Wilayah Pengelolaan Perikanan Negara

Galuh Shita

Berdasarkan Peraturan Menteri Kelautan dan Perikanan Nomor 18 Tahun 2014 tentang Wilayah Pengelolaan Perikanan Negara Republik Indonesia, wilayah perairan Indonesia terbagi menjadi 11 wilayah pengelolaan perikanan. Dasar penentuan wilayah pengelolaan perikanan mengacu pada kondisi fisik, ekologi dan oseanografi perairan Indonesia. Selain itu WPP RI dalam kodefikasinya juga mengacu pada kodefikasi Food and Agriculture Organization (FAO) untuk dapat digunakan secara regional dan internasional. Secara internasional, perairan untuk perikanan dibagi menjadi dua yaitu perairan umum dan perairan darat. Adapun yang menjadi dasar pertimbangan untuk pembagian kode statistic kawasan tersebut adalah sebagai berikut:

  • Batas alami wilayah dan pembagian alami lautan dan laut
  • Kawasan yang dikembangkan oleh badan-badan perikanan yang dibentuk berdasarkan konvensi dan perjanjian antar negara
  • Praktek-praktek umum yang berlaku secara nasional
  • Batas-batas maritim negara
  • Sistem grid bujur dan lintang
  • Distribusi fauna aquatik
  • Distribusi sumberdaya dan kondisi lingkungan di kawasan tersebut

Peraturan Menteri Kelautan dan Perikanan Nomor 18 Tahun 2014 tentang Wilayah Pengelolaan Perikanan Negara Republik Indonesia mendefinisikan WPP RI sebagai wilayah pengelolaan perikanan untuk penangkapan ikan, pembudidayaan ikan, konservasi, penelitian, danpengembangan perikanan yang meliputi perairan pedalaman, perairan kepulauan, laut teritorial, zona tambahan, dan zona ekonomi eksklusif Indonesia. Keseluruhan wilayah pengelolaan perikanan tersebut kemudian dibagi ke dalam 11 wilayah pengelolaan.
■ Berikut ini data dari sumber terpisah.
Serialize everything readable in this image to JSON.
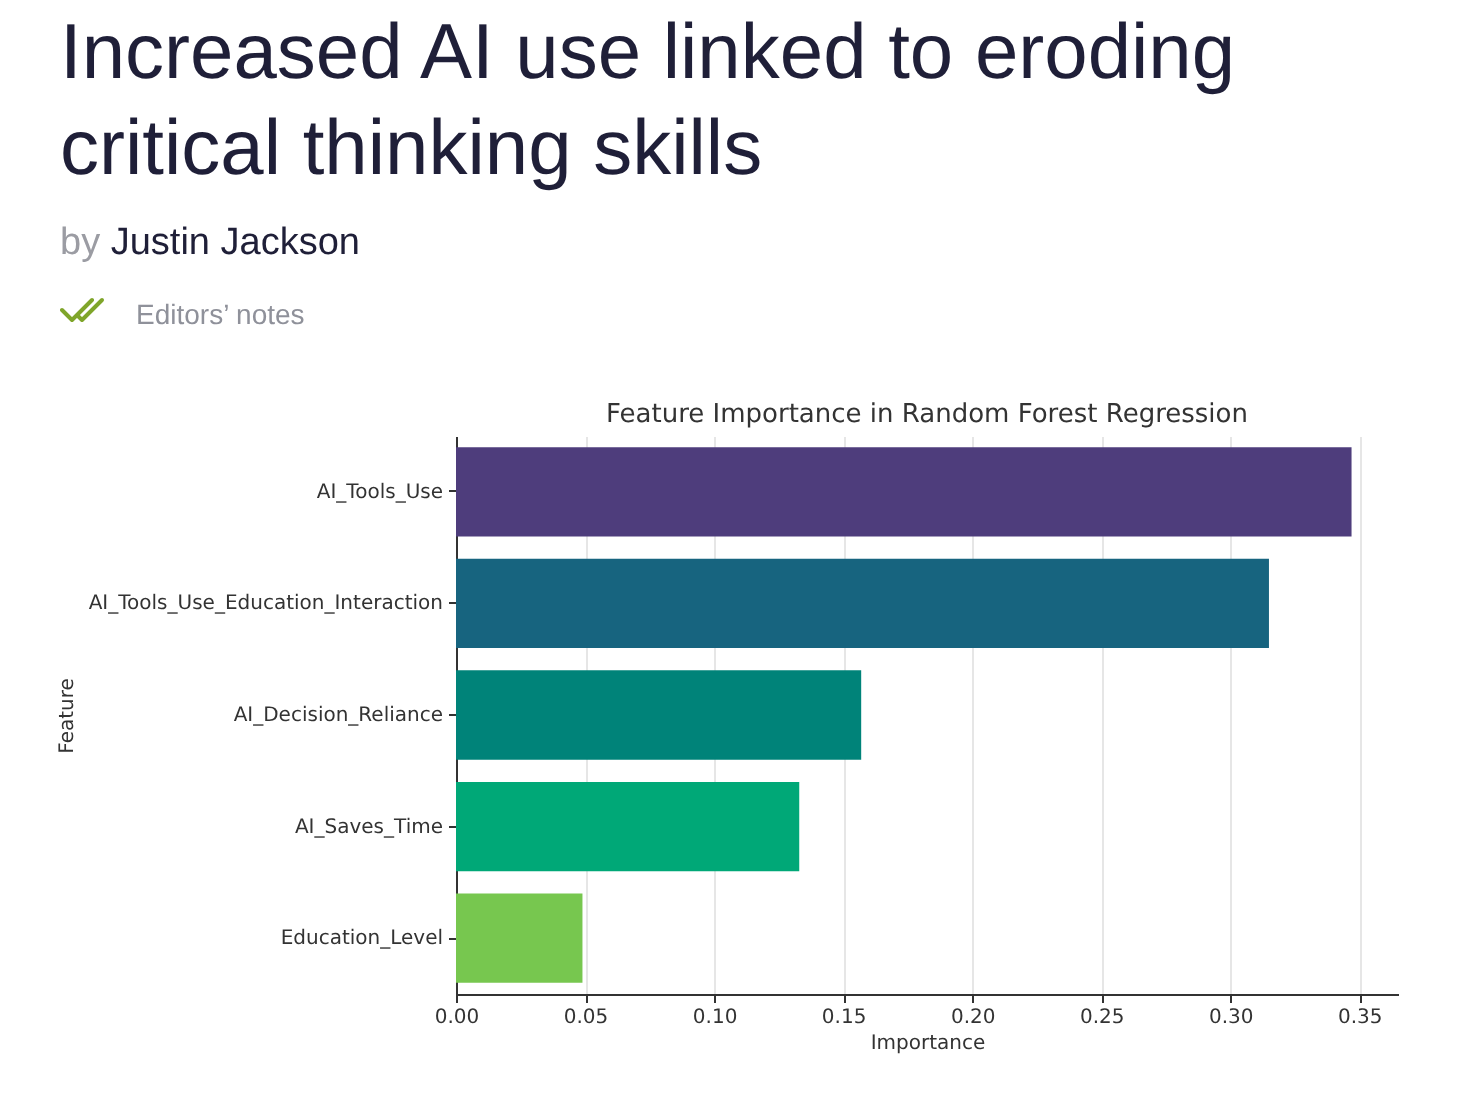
{
  "chart_data": {
    "type": "bar",
    "orientation": "horizontal",
    "title": "Feature Importance in Random Forest Regression",
    "xlabel": "Importance",
    "ylabel": "Feature",
    "annotations": [
      "Increased AI use linked to eroding critical thinking skills",
      "by Justin Jackson",
      "Editors’ notes"
    ],
    "categories": [
      "AI_Tools_Use",
      "AI_Tools_Use_Education_Interaction",
      "AI_Decision_Reliance",
      "AI_Saves_Time",
      "Education_Level"
    ],
    "values": [
      0.347,
      0.315,
      0.157,
      0.133,
      0.049
    ],
    "colors": [
      "#4e3d7c",
      "#17647f",
      "#008379",
      "#00a877",
      "#77c74f"
    ],
    "xlim": [
      0,
      0.365
    ],
    "xticks": [
      {
        "value": 0,
        "label": "0.00"
      },
      0.05,
      {
        "value": 0.1,
        "label": "0.10"
      },
      0.15,
      {
        "value": 0.2,
        "label": "0.20"
      },
      0.25,
      {
        "value": 0.3,
        "label": "0.30"
      },
      0.35
    ],
    "grid": "x"
  }
}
Wilayah Pengelolaan Perikanan Negara Indonesia

Adapun 11 wilayah pengelolaan perikanan Negara Indonesia yang telah ditetapkan dalam Peraturan Menteri Kelautan dan Perikanan Nomor 18 Tahun 2014 adalah sebagai berikut:

  1. WPPNRI 571 meliputi perairan Selat Malaka dan Laut Andaman
  2. WPPNRI 572 meliputi perairan Samudera Hindia sebelah Barat Sumatera dan Selat Sunda
  3. WPPNRI 573 meliputi perairan Samudera Hindia sebelah Selatan Jawa hingga sebelah Selatan Nusa Tenggara, Laut Sawu, dan Laut Timor bagian Barat
  4. WPPNRI 711 meliputi perairan Selat Karimata, Laut Natuna, dan Laut China Selatan
  5. WPPNRI 712 meliputi perairan Laut Jawa
  6. WPPNRI 713 meliputi perairan Selat Makassar, Teluk Bone, Laut Flores, dan Laut Bali
  7. WPPNRI 714 meliputi perairan Teluk Tolo dan Laut Banda
  8. WPPNRI 715 meliputi perairan Teluk Tomini, Laut Maluku, Laut Halmahera, Laut Seram dan Teluk Berau
  9. WPPNRI 716 meliputi perairan Laut Sulawesi dan sebelah Utara Pulau Halmahera
  10. WPPNRI 717 meliputi perairan Teluk Cendrawasih dan Samudera Pasifik
  11. WPPNRI 718 meliputi perairan Laut Aru, Laut Arafuru, dan Laut Timor bagian Timur

Dilansir dari publikasi milik Kementerian Kelautan dan Perikanan tahun 2010, perairan Indonesia berada pada dua area berdasarkan pembagian wilayah statistik perikanan FAO, yaitu area 57 kawasan Samudera Hindia bagian timur (Eastern Indian Ocean) dan area 71 (the Western Central Pacific) kawasan Indo-Pasifik bagian barat. Satuan penomoran yang digunakan dalam kodesifikasi WPP RI mengikuti kedua area tersebut dengan kode lokal berurutan dari nomor 1 dan seterusnya dimulai dari arah barat ke timur.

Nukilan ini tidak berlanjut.